UPMC pays $38M to settle 12-year-old whistleblower case

UPMC is putting a 12-year-old False Claims Act suit to bed with a $38 million settlement payment.

The deal, announced last week by lawyers for the plaintiff whistleblowers, relates to claims that UPMC had arrangements with neurosurgeons to refer procedures and surgeries to the nonprofit hospital system. Claims for those services were then submitted for reimbursement from Medicare in violation of the Stark Law, the plaintiffs alleged.

“Patients need and deserve to know that the hospital services they receive are the product of sound medical judgment, rather than motivated by the physician’s financial interests,” said Steve Del Sole of Del Sole Cavanaugh Stroyd, one of the law firms representing the plaintiffs, in a statement.

UPMC agreed to the settlement payment but does not admit to any wrongdoing. Thirteen other staff neurosurgeons had also been listed as defendants.

The lawsuit had been filed back in 2012 by J. William Bookwalter, M.D., a neurosurgeon; Robert Sclabassi, M.D., a neurophysiologist; and Anna Mitina, a surgical technologist.

The plaintiffs alleged that UPMC was incentivizing neurosurgeons to perform their procedures at its facilities in order to secure higher revenues from the government and would reward those physicians with “well-above fair market value” compensation. In court filings, UPMC countered the compensation packages and productivity bonuses it offered were industry standard.

In 2016, the government settled a portion of the claims related to certain physician services claims for $2.5 million following an investigation by federal officials but declined to intervene on the remaining allegations.

The plaintiffs continued to pursue their claims, at one point in 2019 winning an appeal after a district court had previously dismissed the case. That appellate court ruled that “a hospital’s compensation plan that overpaid its doctors could violate the Stark Law if that compensation varied with or took into account the volume or value of referrals,” per the plaintiffs’ lawyers.

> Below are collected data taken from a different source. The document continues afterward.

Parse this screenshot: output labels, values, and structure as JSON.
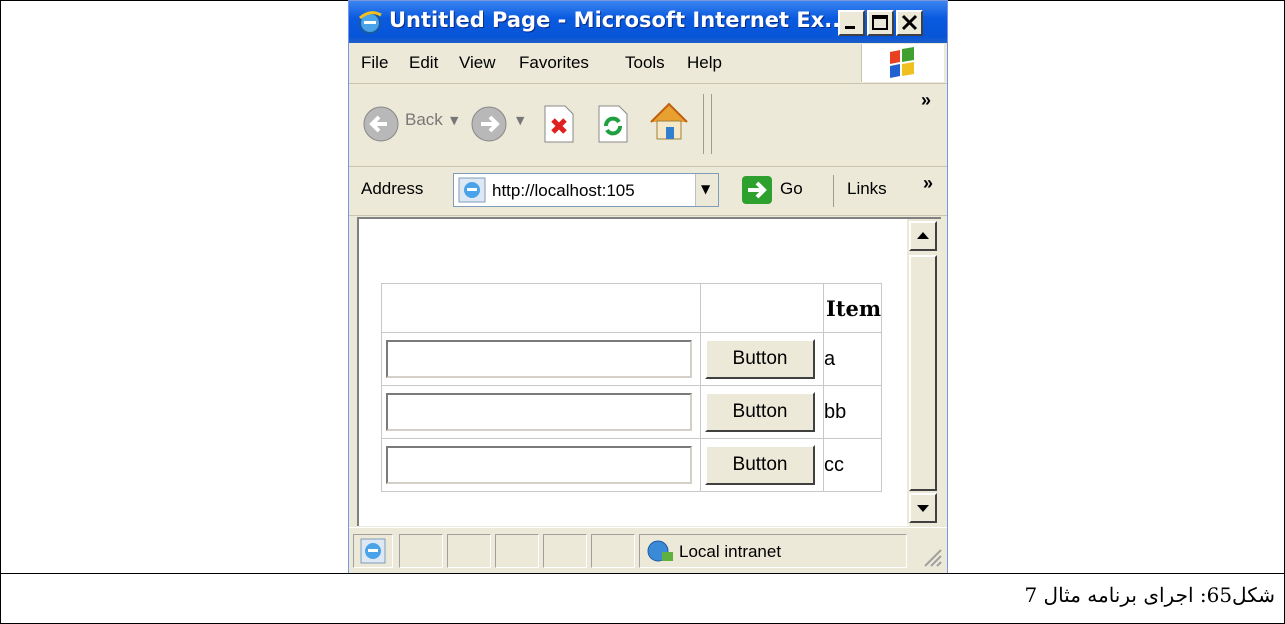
{
  "window": {
    "title": "Untitled Page - Microsoft Internet Ex...",
    "icon": "ie-icon",
    "controls": [
      "minimize-icon",
      "maximize-icon",
      "close-icon"
    ]
  },
  "menu": {
    "items": [
      "File",
      "Edit",
      "View",
      "Favorites",
      "Tools",
      "Help"
    ],
    "logo": "windows-flag-icon"
  },
  "toolbar": {
    "back_label": "Back",
    "buttons": [
      "back-icon",
      "forward-icon",
      "stop-icon",
      "refresh-icon",
      "home-icon"
    ],
    "more": "»"
  },
  "address": {
    "label": "Address",
    "value": "http://localhost:105",
    "go_label": "Go",
    "links_label": "Links",
    "more": "»"
  },
  "grid": {
    "header": "Item",
    "rows": [
      {
        "input_value": "",
        "button_label": "Button",
        "item": "a"
      },
      {
        "input_value": "",
        "button_label": "Button",
        "item": "bb"
      },
      {
        "input_value": "",
        "button_label": "Button",
        "item": "cc"
      }
    ]
  },
  "status": {
    "zone": "Local intranet"
  },
  "caption": "شکل65: اجرای برنامه مثال 7",
  "colors": {
    "titlebar": "#0a5be0",
    "chrome": "#ece9d8",
    "go_green": "#2ea02e"
  }
}
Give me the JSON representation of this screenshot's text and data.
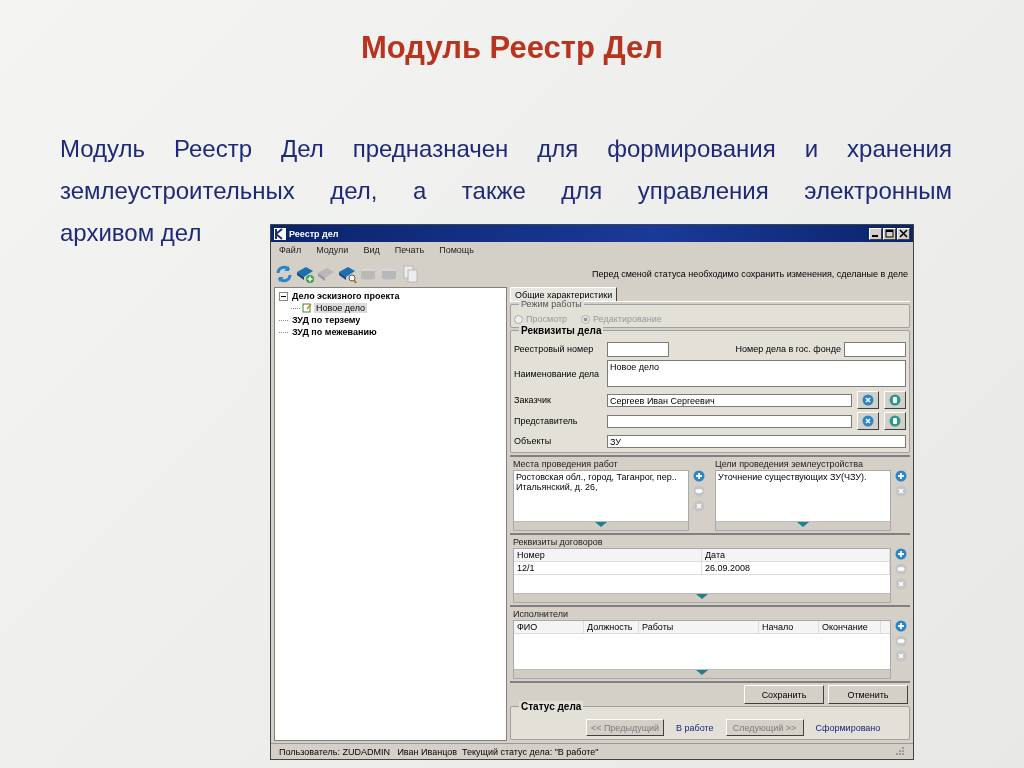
{
  "slide": {
    "title": "Модуль Реестр Дел",
    "paragraph": [
      "Модуль Реестр Дел предназначен для формирования и хранения землеустроительных дел, а также для управления электронным",
      "архивом дел"
    ]
  },
  "window": {
    "title": "Реестр дел",
    "menu": [
      "Файл",
      "Модули",
      "Вид",
      "Печать",
      "Помощь"
    ],
    "toolbar": [
      {
        "kind": "refresh",
        "disabled": false
      },
      {
        "kind": "add",
        "disabled": false
      },
      {
        "kind": "book",
        "disabled": true
      },
      {
        "kind": "search",
        "disabled": false
      },
      {
        "kind": "box",
        "disabled": true
      },
      {
        "kind": "box",
        "disabled": true
      },
      {
        "kind": "copy",
        "disabled": true
      }
    ],
    "notice": "Перед сменой статуса необходимо сохранить изменения, сделаные в деле",
    "tree": [
      {
        "label": "Дело эскизного проекта",
        "selected": false,
        "expanded": true,
        "children": [
          {
            "label": "Новое дело",
            "selected": true
          }
        ]
      },
      {
        "label": "ЗУД по терзему",
        "selected": false
      },
      {
        "label": "ЗУД по межеванию",
        "selected": false
      }
    ],
    "tabs": [
      {
        "label": "Общие характеристики",
        "selected": true
      }
    ],
    "mode": {
      "label": "Режим работы",
      "options": [
        {
          "label": "Просмотр",
          "selected": false,
          "disabled": true
        },
        {
          "label": "Редактирование",
          "selected": true,
          "disabled": true
        }
      ]
    },
    "requisites": {
      "label": "Реквизиты дела",
      "fields": [
        {
          "kind": "pair",
          "label": "Реестровый номер",
          "extra_label": "Номер дела в гос. фонде"
        },
        {
          "kind": "multiline",
          "label": "Наименование дела",
          "value": "Новое дело"
        },
        {
          "kind": "buttons",
          "label": "Заказчик",
          "value": "Сергеев Иван Сергеевич"
        },
        {
          "kind": "buttons",
          "label": "Представитель"
        },
        {
          "kind": "text",
          "label": "Объекты",
          "value": "ЗУ"
        }
      ]
    },
    "places": {
      "label": "Места проведения работ",
      "items": [
        "Ростовская обл., город, Таганрог, пер.. Итальянский, д. 26,"
      ],
      "actions": [
        {
          "kind": "add",
          "disabled": false
        },
        {
          "kind": "view",
          "disabled": true
        },
        {
          "kind": "remove",
          "disabled": true
        }
      ]
    },
    "goals": {
      "label": "Цели проведения землеустройства",
      "items": [
        "Уточнение существующих ЗУ(ЧЗУ)."
      ],
      "actions": [
        {
          "kind": "add",
          "disabled": false
        },
        {
          "kind": "remove",
          "disabled": true
        }
      ]
    },
    "contracts": {
      "label": "Реквизиты договоров",
      "columns": [
        "Номер",
        "Дата"
      ],
      "rows": [
        [
          "12/1",
          "26.09.2008"
        ]
      ],
      "actions": [
        {
          "kind": "add",
          "disabled": false
        },
        {
          "kind": "view",
          "disabled": true
        },
        {
          "kind": "remove",
          "disabled": true
        }
      ]
    },
    "executors": {
      "label": "Исполнители",
      "columns": [
        "ФИО",
        "Должность",
        "Работы",
        "Начало",
        "Окончание"
      ],
      "actions": [
        {
          "kind": "add",
          "disabled": false
        },
        {
          "kind": "view",
          "disabled": true
        },
        {
          "kind": "remove",
          "disabled": true
        }
      ]
    },
    "buttons": [
      "Сохранить",
      "Отменить"
    ],
    "status": {
      "label": "Статус дела",
      "steps": [
        {
          "kind": "button",
          "label": "<< Предыдущий",
          "disabled": true
        },
        {
          "kind": "link",
          "label": "В работе",
          "disabled": false
        },
        {
          "kind": "button",
          "label": "Следующий >>",
          "disabled": true
        },
        {
          "kind": "link",
          "label": "Сформировано",
          "disabled": false
        }
      ]
    },
    "status_bar": "Пользователь: ZUDADMIN   Иван Иванцов  Текущий статус дела: \"В работе\""
  }
}
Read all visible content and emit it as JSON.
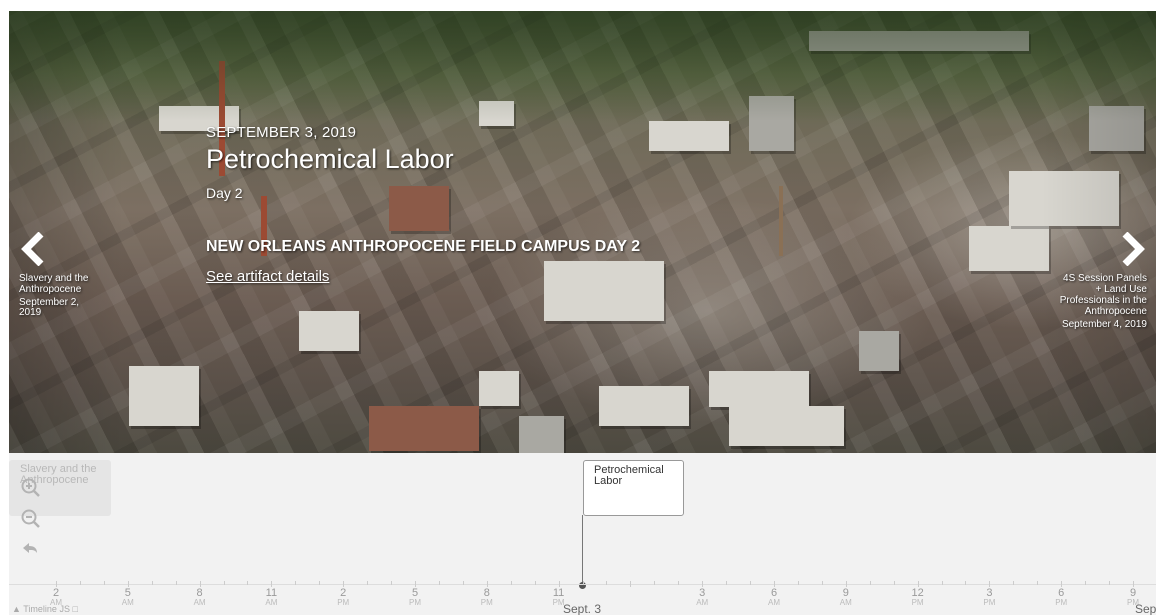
{
  "slide": {
    "date": "SEPTEMBER 3, 2019",
    "title": "Petrochemical Labor",
    "subtitle": "Day 2",
    "headline": "NEW ORLEANS ANTHROPOCENE FIELD CAMPUS DAY 2",
    "link": "See artifact details"
  },
  "nav": {
    "prev": {
      "icon": "chevron-left-icon",
      "label": "Slavery and the Anthropocene",
      "date": "September 2, 2019"
    },
    "next": {
      "icon": "chevron-right-icon",
      "label": "4S Session Panels + Land Use Professionals in the Anthropocene",
      "date": "September 4, 2019"
    }
  },
  "timeline": {
    "markers": {
      "prev": "Slavery and the Anthropocene",
      "active": "Petrochemical Labor"
    },
    "controls": {
      "zoom_in": "zoom-in-icon",
      "zoom_out": "zoom-out-icon",
      "back": "back-to-start-icon"
    },
    "ticks": [
      {
        "num": "2",
        "ampm": "AM"
      },
      {
        "num": "5",
        "ampm": "AM"
      },
      {
        "num": "8",
        "ampm": "AM"
      },
      {
        "num": "11",
        "ampm": "AM"
      },
      {
        "num": "2",
        "ampm": "PM"
      },
      {
        "num": "5",
        "ampm": "PM"
      },
      {
        "num": "8",
        "ampm": "PM"
      },
      {
        "num": "11",
        "ampm": "PM"
      },
      {
        "num": "",
        "ampm": ""
      },
      {
        "num": "3",
        "ampm": "AM"
      },
      {
        "num": "6",
        "ampm": "AM"
      },
      {
        "num": "9",
        "ampm": "AM"
      },
      {
        "num": "12",
        "ampm": "PM"
      },
      {
        "num": "3",
        "ampm": "PM"
      },
      {
        "num": "6",
        "ampm": "PM"
      },
      {
        "num": "9",
        "ampm": "PM"
      }
    ],
    "day_labels": [
      "Sept. 3",
      "Sep"
    ],
    "attribution": "Timeline JS"
  },
  "colors": {
    "timenav_bg": "#f2f2f2",
    "marker_active_bg": "#ffffff",
    "marker_prev_bg": "#e5e5e5"
  }
}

The whistleblowers will receive 29%, or just over $11 million, of the $38 million settlement. Del Sole Cavanaugh Stroyd and the other firms—Stone Law Firm, Simpson Law Firm and Morgan Verkamp—said they believe the payout to be among the largest Stark Law recoveries in a case where the government declined to intervene.

“This kind of recovery would simply be impossible without the bravery and commitment of whistleblowers willing to incur enormous risk to do the right thing on behalf of the taxpayers,” Andrew Stone of Stone Law Firm said in a statement.

In an emailed statement, UPMC Vice President and Chief Communications Officer Paul Wood said the system “is pleased to have resolved this matter, twelve years after it first started. The settlement, which includes no admission of liability, allows UPMC to keep its focus where it belongs—on providing world-class care to our patients.”

Pittsburgh-based UPMC is an integrated health system and currently one of Pennsylvania’s largest employers. Its provider, insurance and other business arms logged $27.7 billion of revenue across 2023.

Last year, the organization came to an $8.5 million settlement with the government over another whistleblower case involving its then-chair of cardiothoracic surgery, who was said to have been fraudulently billing for, and performing, simultaneous surgeries. That deal came with promises to create a Corrective Action Plan for the doctor and a one-year audit of his physician fee service billings to Medicare.